We plan to refactor the `TableEngine` trait into `RegionEngine` gradually. This RFC focuses on the `mito` engine as it is the default table engine and the most complicated engine.

Currently, we built `MitoEngine` upon `StorageEngine` that manages regions of the `mito` engine. Since `MitoEngine` becomes a region engine, we could combine `StorageEngine` with `MitoEngine` to simplify our code structure.

The chart below shows the overall architecture of the `MitoEngine`.

```mermaid
classDiagram
class MitoEngine~LogStore~ {
-WorkerGroup workers
}
class MitoRegion {
+VersionControlRef version_control
-RegionId region_id
-String manifest_dir
-AtomicI64 last_flush_millis
+region_id() RegionId
+scan() ChunkReaderImpl
}
class RegionMap {
-HashMap&lt;RegionId, MitoRegionRef&gt; regions
}
class ChunkReaderImpl

class WorkerGroup {
-Vec~RegionWorker~ workers
}
class RegionWorker {
-RegionMap regions
-Sender sender
-JoinHandle handle
}
class RegionWorkerThread~LogStore~ {
-RegionMap regions
-Receiver receiver
-Wal~LogStore~ wal
-ObjectStore object_store
-MemtableBuilderRef memtable_builder
-FlushSchedulerRef~LogStore~ flush_scheduler
-FlushStrategy flush_strategy
-CompactionSchedulerRef~LogStore~ compaction_scheduler
-FilePurgerRef file_purger
}
class Wal~LogStore~ {
-LogStore log_store
}
class MitoConfig

MitoEngine~LogStore~ o-- MitoConfig
MitoEngine~LogStore~ o-- MitoRegion
MitoEngine~LogStore~ o-- WorkerGroup
MitoRegion o-- VersionControl
MitoRegion -- ChunkReaderImpl
WorkerGroup o-- RegionWorker
RegionWorker o-- RegionMap
RegionWorker -- RegionWorkerThread~LogStore~
RegionWorkerThread~LogStore~ o-- RegionMap
RegionWorkerThread~LogStore~ o-- Wal~LogStore~
```

We replace the `RegionWriter` with `RegionWorker` to process write requests and DDL requests.


## Metadata
We also merge region's metadata with table's metadata.
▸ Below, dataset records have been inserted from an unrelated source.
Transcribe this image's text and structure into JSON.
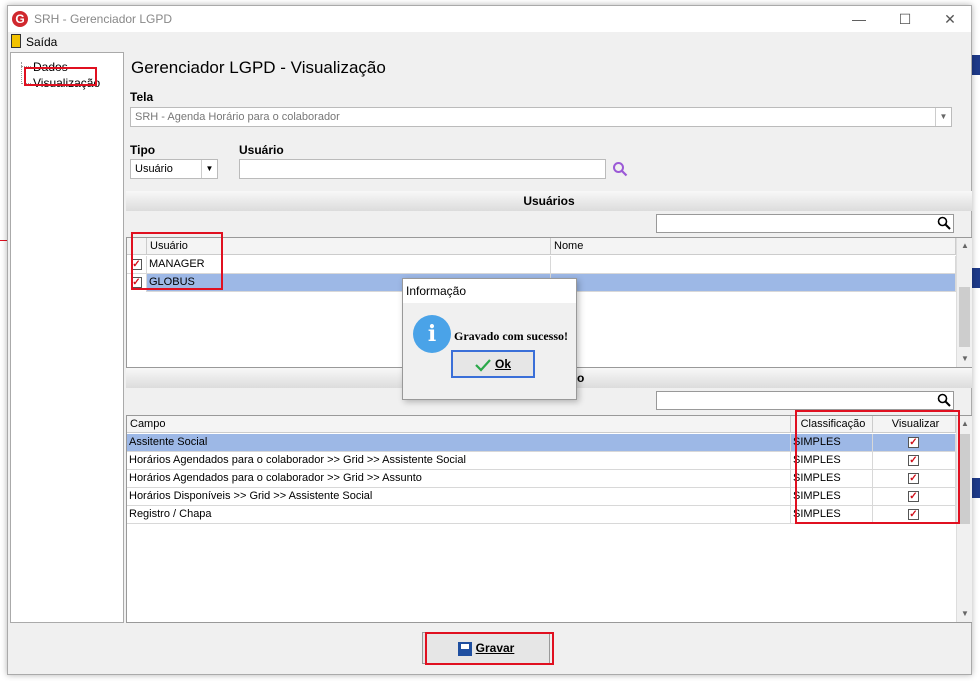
{
  "window": {
    "title": "SRH - Gerenciador LGPD",
    "minimize": "—",
    "maximize": "☐",
    "close": "✕"
  },
  "menu": {
    "exit_label": "Saída"
  },
  "tree": {
    "items": [
      {
        "label": "Dados"
      },
      {
        "label": "Visualização"
      }
    ]
  },
  "page_title": "Gerenciador LGPD - Visualização",
  "tela": {
    "label": "Tela",
    "value": "SRH - Agenda Horário para o colaborador"
  },
  "tipo": {
    "label": "Tipo",
    "value": "Usuário"
  },
  "usuario": {
    "label": "Usuário",
    "value": ""
  },
  "users_section": {
    "title": "Usuários",
    "search_value": "",
    "columns": [
      "Usuário",
      "Nome"
    ],
    "rows": [
      {
        "checked": true,
        "usuario": "MANAGER",
        "nome": ""
      },
      {
        "checked": true,
        "usuario": "GLOBUS",
        "nome": ""
      }
    ]
  },
  "fields_section": {
    "title_visible": "o",
    "search_value": "",
    "columns": [
      "Campo",
      "Classificação",
      "Visualizar"
    ],
    "rows": [
      {
        "campo": "Assitente Social",
        "classificacao": "SIMPLES",
        "visualizar": true
      },
      {
        "campo": "Horários Agendados para o colaborador >> Grid >> Assistente Social",
        "classificacao": "SIMPLES",
        "visualizar": true
      },
      {
        "campo": "Horários Agendados para o colaborador >> Grid >> Assunto",
        "classificacao": "SIMPLES",
        "visualizar": true
      },
      {
        "campo": "Horários Disponíveis >> Grid >> Assistente Social",
        "classificacao": "SIMPLES",
        "visualizar": true
      },
      {
        "campo": "Registro / Chapa",
        "classificacao": "SIMPLES",
        "visualizar": true
      }
    ]
  },
  "dialog": {
    "title": "Informação",
    "message": "Gravado com sucesso!",
    "ok_label": "Ok",
    "info_glyph": "i"
  },
  "buttons": {
    "gravar_label": "Gravar"
  },
  "colors": {
    "accent_red": "#e01020",
    "selection": "#9db8e6",
    "info_blue": "#4aa3e8"
  }
}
It should make metadata much easier to maintain.
```mermaid
classDiagram
class VersionControl {
-CowCell~Version~ version
-AtomicU64 committed_sequence
}
class Version {
-RegionMetadataRef metadata
-MemtableVersionRef memtables
-LevelMetasRef ssts
-SequenceNumber flushed_sequence
-ManifestVersion manifest_version
}
class MemtableVersion {
-MemtableRef mutable
-Vec~MemtableRef~ immutables
+mutable_memtable() MemtableRef
+immutable_memtables() &[MemtableRef]
+freeze_mutable(MemtableRef new_mutable) MemtableVersion
}
class LevelMetas {
-LevelMetaVec levels
-AccessLayerRef sst_layer
-FilePurgerRef file_purger
-Option~i64~ compaction_time_window
}
class LevelMeta {
-Level level
-HashMap&lt;FileId, FileHandle&gt; files
}
class FileHandle {
-FileMeta meta
-bool compacting
-AtomicBool deleted
-AccessLayerRef sst_layer
-FilePurgerRef file_purger
}
class FileMeta {
+RegionId region_id
+FileId file_id
+Option&lt;Timestamp, Timestamp&gt; time_range
+Level level
+u64 file_size
}

VersionControl o-- Version
Version o-- RegionMetadata
Version o-- MemtableVersion
Version o-- LevelMetas
LevelMetas o-- LevelMeta
LevelMeta o-- FileHandle
FileHandle o-- FileMeta

class RegionMetadata {
+RegionId region_id
+VersionNumber version
+SchemaRef table_schema
+Vec~usize~ primary_key_indices
+Vec~usize~ value_indices
+ColumnId next_column_id
+TableOptions region_options
+DateTime~Utc~ created_on
+RegionSchemaRef region_schema
}
class RegionSchema {
-SchemaRef user_schema
-StoreSchemaRef store_schema
-ColumnsMetadataRef columns
}
class Schema
class StoreSchema {
-Vec~ColumnMetadata~ columns
-SchemaRef schema
-usize row_key_end
-usize user_column_end
}
class ColumnsMetadata {
-Vec~ColumnMetadata~ columns
-HashMap&lt;String, usize&gt; name_to_col_index
-usize row_key_end
-usize timestamp_key_index
-usize user_column_end
}
class ColumnMetadata

RegionMetadata o-- RegionSchema
RegionMetadata o-- Schema
RegionSchema o-- StoreSchema
RegionSchema o-- Schema
RegionSchema o-- ColumnsMetadata
StoreSchema o-- ColumnsMetadata
StoreSchema o-- Schema
StoreSchema o-- ColumnMetadata
ColumnsMetadata o-- ColumnMetadata
```

# Drawback
This is a breaking change.

# Future Work
- Rename `TableEngine` to `RegionEngine`
- Simplify schema relationship in the `mito` engine
- Refactor the `Datanode` into a `RegionServer`.